Like the U.K., the U.S. nuclear power industry has also seen a great number of reported releases throughout the country over the past few decades. As these nuclear reactors age, they become the victim of a phenomenon known as technospheric breakdown[2]. Since many of them were constructed in the 1970s, those that have not been decommissioned have been operating for a long stretch of time. The average age of commercial reactors in the USA is 34 years.
In view of the extraordinary stresses which exist in the reactor environment, the 40-year license that is granted by the NRC seems far too long. There are several points of inherent weakness within the structural engineering of nuclear reactors, as well as within the controlled atomic fission process that were designed in what could now be described as the nuclear Stone Age. And, yet, the same fatally flawed nuclear energy paradigm is still being promoted worldwide today.

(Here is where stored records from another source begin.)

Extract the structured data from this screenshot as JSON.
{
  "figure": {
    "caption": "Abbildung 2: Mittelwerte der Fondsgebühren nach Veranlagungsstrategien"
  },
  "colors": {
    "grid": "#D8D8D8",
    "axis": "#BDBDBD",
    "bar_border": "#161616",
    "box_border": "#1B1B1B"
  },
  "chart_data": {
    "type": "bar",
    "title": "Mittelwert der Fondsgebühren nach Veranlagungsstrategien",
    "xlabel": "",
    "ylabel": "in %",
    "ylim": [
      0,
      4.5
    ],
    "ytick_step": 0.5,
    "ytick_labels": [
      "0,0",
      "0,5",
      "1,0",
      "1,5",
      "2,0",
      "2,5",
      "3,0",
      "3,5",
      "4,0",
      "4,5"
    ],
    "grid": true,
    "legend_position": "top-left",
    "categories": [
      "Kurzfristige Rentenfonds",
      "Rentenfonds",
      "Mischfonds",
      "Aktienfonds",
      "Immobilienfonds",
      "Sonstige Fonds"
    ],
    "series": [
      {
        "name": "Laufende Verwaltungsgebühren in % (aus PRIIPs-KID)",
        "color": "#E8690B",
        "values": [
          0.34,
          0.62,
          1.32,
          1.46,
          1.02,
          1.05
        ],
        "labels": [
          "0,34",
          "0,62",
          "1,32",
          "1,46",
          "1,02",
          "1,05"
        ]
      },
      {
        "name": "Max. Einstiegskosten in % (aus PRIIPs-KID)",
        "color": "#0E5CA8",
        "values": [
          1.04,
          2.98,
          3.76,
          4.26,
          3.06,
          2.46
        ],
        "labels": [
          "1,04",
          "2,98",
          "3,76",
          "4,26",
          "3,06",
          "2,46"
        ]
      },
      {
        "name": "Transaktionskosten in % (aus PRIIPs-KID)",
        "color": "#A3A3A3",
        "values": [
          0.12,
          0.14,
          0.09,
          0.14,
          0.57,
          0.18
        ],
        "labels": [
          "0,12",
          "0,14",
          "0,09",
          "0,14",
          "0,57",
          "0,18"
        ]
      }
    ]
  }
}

When more studies are conducted, which indicate a spike in cancer rates in locations which have a nuclear power plant nearby, governments across the planet will be forced to respond appropriately. After all, the presence of ionizing radiation will always manifest as various forms of cancer the longer a residential or business area is exposed to it.
Hence, governments will eventually be compelled to remedy the many compromised nuclear power stations which are frequently making these contaminating releases.  Not to do so will inevitably translate to an explosion in healthcare costs.

Conclusion

Just as the Fukushima nuclear disaster has shown the complete folly of building nuclear power plants on one of the most seismically active (as well as tsunami-prone) group of islands in the world, there are now other well documented serious issues which ought to disqualify plants from being built. It would seem that those reactors with considerably higher rates of nuclear releases would qualify them as menaces to the community. Simply put, they shouldn’t even be there.